Nas conversações entre os dirigentes políticos e o presidente da República, não se considerou necessário suprimir o parágrafo terceiro do artigo 155 da Constituição, segundo o qual, "a fim de preservar a integridade e a independência do País, o livre funcionamento dos Poderes e a prática das instituições, quando gravemente ameaçados por fatores de subversão ou corrupção, o presidente da República, ouvido o Conselho de Segurança Nacional, pode tomar outras medidas estabelecidas na lei."

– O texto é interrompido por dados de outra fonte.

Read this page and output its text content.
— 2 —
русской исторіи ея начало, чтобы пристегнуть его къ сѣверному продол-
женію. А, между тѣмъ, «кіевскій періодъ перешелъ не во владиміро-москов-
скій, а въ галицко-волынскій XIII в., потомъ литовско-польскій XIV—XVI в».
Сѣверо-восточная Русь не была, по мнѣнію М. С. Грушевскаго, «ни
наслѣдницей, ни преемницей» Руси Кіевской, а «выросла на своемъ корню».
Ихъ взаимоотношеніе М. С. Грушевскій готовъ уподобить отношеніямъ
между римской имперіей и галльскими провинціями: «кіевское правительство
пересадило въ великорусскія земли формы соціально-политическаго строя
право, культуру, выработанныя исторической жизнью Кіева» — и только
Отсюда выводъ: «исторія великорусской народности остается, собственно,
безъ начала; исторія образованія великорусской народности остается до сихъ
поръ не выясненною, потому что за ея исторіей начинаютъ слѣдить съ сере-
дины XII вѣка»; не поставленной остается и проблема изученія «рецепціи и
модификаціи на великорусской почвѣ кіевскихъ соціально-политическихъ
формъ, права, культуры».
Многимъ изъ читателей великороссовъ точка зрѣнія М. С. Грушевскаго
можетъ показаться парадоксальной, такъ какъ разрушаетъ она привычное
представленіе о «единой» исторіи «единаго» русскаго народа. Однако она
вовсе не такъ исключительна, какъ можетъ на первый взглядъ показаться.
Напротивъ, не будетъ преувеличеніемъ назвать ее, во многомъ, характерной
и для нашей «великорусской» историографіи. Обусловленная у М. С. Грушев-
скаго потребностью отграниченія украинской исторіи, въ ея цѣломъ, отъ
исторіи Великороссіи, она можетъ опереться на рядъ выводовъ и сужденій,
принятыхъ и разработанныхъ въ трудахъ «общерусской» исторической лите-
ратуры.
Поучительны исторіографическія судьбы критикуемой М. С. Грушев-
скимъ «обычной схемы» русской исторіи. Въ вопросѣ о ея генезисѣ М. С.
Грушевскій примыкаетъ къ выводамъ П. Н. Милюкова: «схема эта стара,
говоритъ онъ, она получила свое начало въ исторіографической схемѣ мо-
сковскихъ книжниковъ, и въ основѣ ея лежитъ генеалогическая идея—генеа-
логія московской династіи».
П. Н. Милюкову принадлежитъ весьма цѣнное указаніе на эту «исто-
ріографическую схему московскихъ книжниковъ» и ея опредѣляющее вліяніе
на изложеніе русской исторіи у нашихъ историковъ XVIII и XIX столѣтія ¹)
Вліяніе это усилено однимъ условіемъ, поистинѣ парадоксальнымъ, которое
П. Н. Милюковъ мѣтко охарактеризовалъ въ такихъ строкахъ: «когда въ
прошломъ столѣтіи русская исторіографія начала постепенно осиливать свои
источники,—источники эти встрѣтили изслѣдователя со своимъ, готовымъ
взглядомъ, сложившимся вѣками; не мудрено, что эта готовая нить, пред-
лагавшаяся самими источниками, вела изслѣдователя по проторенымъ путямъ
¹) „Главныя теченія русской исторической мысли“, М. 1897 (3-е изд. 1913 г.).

Esse princípio é considerado pelos constitucionalistas uma restrição ao exercício da presidência, para o cumprimento de leis em vigor.
Não se cogitou - finalizam os informantes - do problema da criação de um Conselho de Estado, como sucedâneo do artigo 182 da Constituição (que assegura a vigência do AI-5), nem da implantação de algo parecido com o princípio da Constituição francesa, que permite a decretação do Estado de Emergência. Ainda assim, algumas partes do art. 155 da atual Carta (sobre Estado de Sítio) foram apreciadas, chegando-se a pensar em redefinição dessa medida.
A revisão final das emendas e o exame das leis complementares esboçadas foram feitos ontem, na Granja do Riacho Fundo, pelo presidente Geisel.